Excretion: Approximately 90% of the rosuvastatin dose is excreted unchanged in the faeces (consisting of absorbed and non-absorbed active substance) and the remaining part is excreted in urine. Approximately 5% is excreted unchanged in urine. The plasma elimination half-life is approximately 19 hours. The elimination half-life does not increase at higher doses. The geometric mean plasma clearance is approximately 50 litres/hour (coefficient of variation 21.7%). As with other HMG-CoA reductase inhibitors, the hepatic uptake of rosuvastatin involves the membrane transporter OATP-C. This transporter is important in the hepatic elimination of rosuvastatin.
Linearity: Systemic exposure of rosuvastatin increases in proportion to dose. There are no changes in pharmacokinetic parameters following multiple daily doses.
Special populations: Age and sex: There was no clinically relevant effect of age or sex on the pharmacokinetics of rosuvastatin in adults. The exposure in children and adolescents with heterozygous familial hypercholesterolaemia appears to be similar to or lower than that in adult patients with dyslipidemia.
Race: Pharmacokinetic studies show an approximate 2-fold elevation in median AUC and Cmax in Asian subjects compared with Caucasians. A population pharmacokinetic analysis revealed no clinically relevant differences in pharmacokinetics among Caucasian, Hispanic and Black or Afro-Caribbean groups.
Renal insufficiency: In a study in subjects with varying degrees of renal impairment, mild to moderate renal disease had no influence on plasma concentration of rosuvastatin or the N-desmethyl metabolite. Subjects with severe impairment (CrCl <30 ml/min) had a 3-fold increase in plasma concentration and a 9-fold increase in the N-desmethyl metabolite concentration compared to healthy volunteers. Steady-state plasma concentrations of rosuvastatin in subjects undergoing haemodialysis were approximately 50% greater compared to healthy volunteers.
Hepatic insufficiency: In a study with subjects with varying degrees of hepatic impairment there was no evidence of increased exposure to rosuvastatin in subjects with Child-Pugh scores of 7 or below. However, two subjects with Child-Pugh scores of 8 and 9 showed an increase in systemic exposure of at least 2-fold compared to subjects with lower Child-Pugh scores. There is no experience in subjects with Child-Pugh scores above 9.

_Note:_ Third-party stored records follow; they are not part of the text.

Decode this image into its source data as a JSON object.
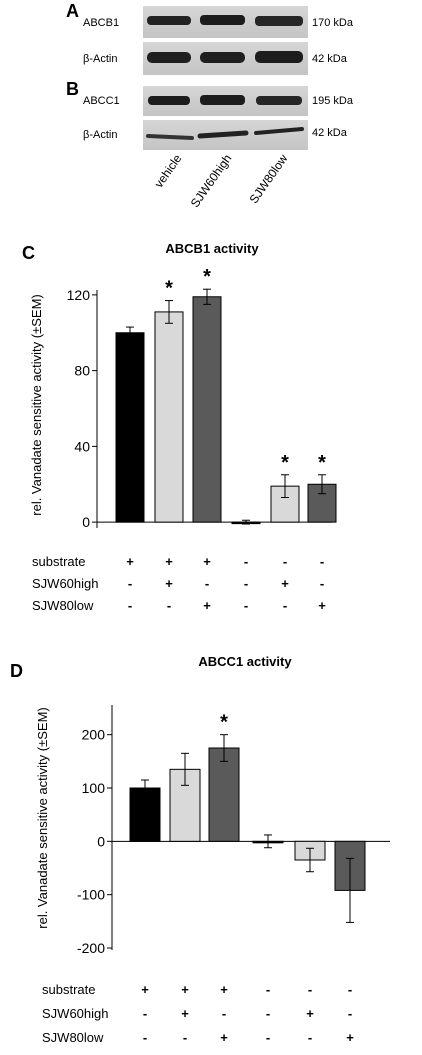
{
  "blots": {
    "panel_a_label": "A",
    "panel_b_label": "B",
    "abcb1_label": "ABCB1",
    "abcb1_kda": "170 kDa",
    "actin_a_label": "β-Actin",
    "actin_a_kda": "42 kDa",
    "abcc1_label": "ABCC1",
    "abcc1_kda": "195 kDa",
    "actin_b_label": "β-Actin",
    "actin_b_kda": "42 kDa",
    "lanes": [
      "vehicle",
      "SJW60high",
      "SJW80low"
    ]
  },
  "chart_data": [
    {
      "panel": "C",
      "type": "bar",
      "title": "ABCB1 activity",
      "ylabel": "rel. Vanadate sensitive activity (±SEM)",
      "ylim": [
        -20,
        140
      ],
      "yticks": [
        0,
        40,
        80,
        120
      ],
      "values": [
        100,
        111,
        119,
        0,
        19,
        20
      ],
      "errors": [
        3,
        6,
        4,
        1,
        6,
        5
      ],
      "colors": [
        "#000000",
        "#d9d9d9",
        "#5a5a5a",
        "#000000",
        "#d9d9d9",
        "#5a5a5a"
      ],
      "significant": [
        false,
        true,
        true,
        false,
        true,
        true
      ],
      "marker": "*",
      "conditions": [
        {
          "label": "substrate",
          "signs": [
            "+",
            "+",
            "+",
            "-",
            "-",
            "-"
          ]
        },
        {
          "label": "SJW60high",
          "signs": [
            "-",
            "+",
            "-",
            "-",
            "+",
            "-"
          ]
        },
        {
          "label": "SJW80low",
          "signs": [
            "-",
            "-",
            "+",
            "-",
            "-",
            "+"
          ]
        }
      ]
    },
    {
      "panel": "D",
      "type": "bar",
      "title": "ABCC1 activity",
      "ylabel": "rel. Vanadate sensitive activity (±SEM)",
      "ylim": [
        -200,
        250
      ],
      "yticks": [
        -200,
        -100,
        0,
        100,
        200
      ],
      "values": [
        100,
        135,
        175,
        0,
        -35,
        -92
      ],
      "errors": [
        15,
        30,
        25,
        12,
        22,
        60
      ],
      "colors": [
        "#000000",
        "#d9d9d9",
        "#5a5a5a",
        "#000000",
        "#d9d9d9",
        "#5a5a5a"
      ],
      "significant": [
        false,
        false,
        true,
        false,
        false,
        false
      ],
      "marker": "*",
      "conditions": [
        {
          "label": "substrate",
          "signs": [
            "+",
            "+",
            "+",
            "-",
            "-",
            "-"
          ]
        },
        {
          "label": "SJW60high",
          "signs": [
            "-",
            "+",
            "-",
            "-",
            "+",
            "-"
          ]
        },
        {
          "label": "SJW80low",
          "signs": [
            "-",
            "-",
            "+",
            "-",
            "-",
            "+"
          ]
        }
      ]
    }
  ]
}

Genetic polymorphisms: Disposition of HMG-CoA reductase inhibitors, including rosuvastatin, involves OATP1B1 and BCRP transporter proteins. In patients with SLCO1B1 (OATP1B1) and/or ABCG2 (BCRP) genetic polymorphisms there is a risk of increased rosuvastatin exposure. Individual polymorphisms of SLCO1B1 c.521CC and ABCG2 c.421AA are associated with an approximate 1.6-fold higher rosuvastatin exposure (AUC) or 2.4-fold higher exposure, respectively, compared to the SLCO1B1 c.521TT or ABCG2 c.421CC genotypes.
Toxicology: Preclinical safety data: Preclinical data reveal no special hazard for humans based on conventional studies of safety pharmacology, repeated dose toxicity, genotoxicity and carcinogenicity potential. In a rat pre- and postnatal study, reproductive toxicity was evident from reduced litter sizes, litter weight and pup survival. These effects were observed at maternotoxic doses at systemic exposures several times above the therapeutic exposure level.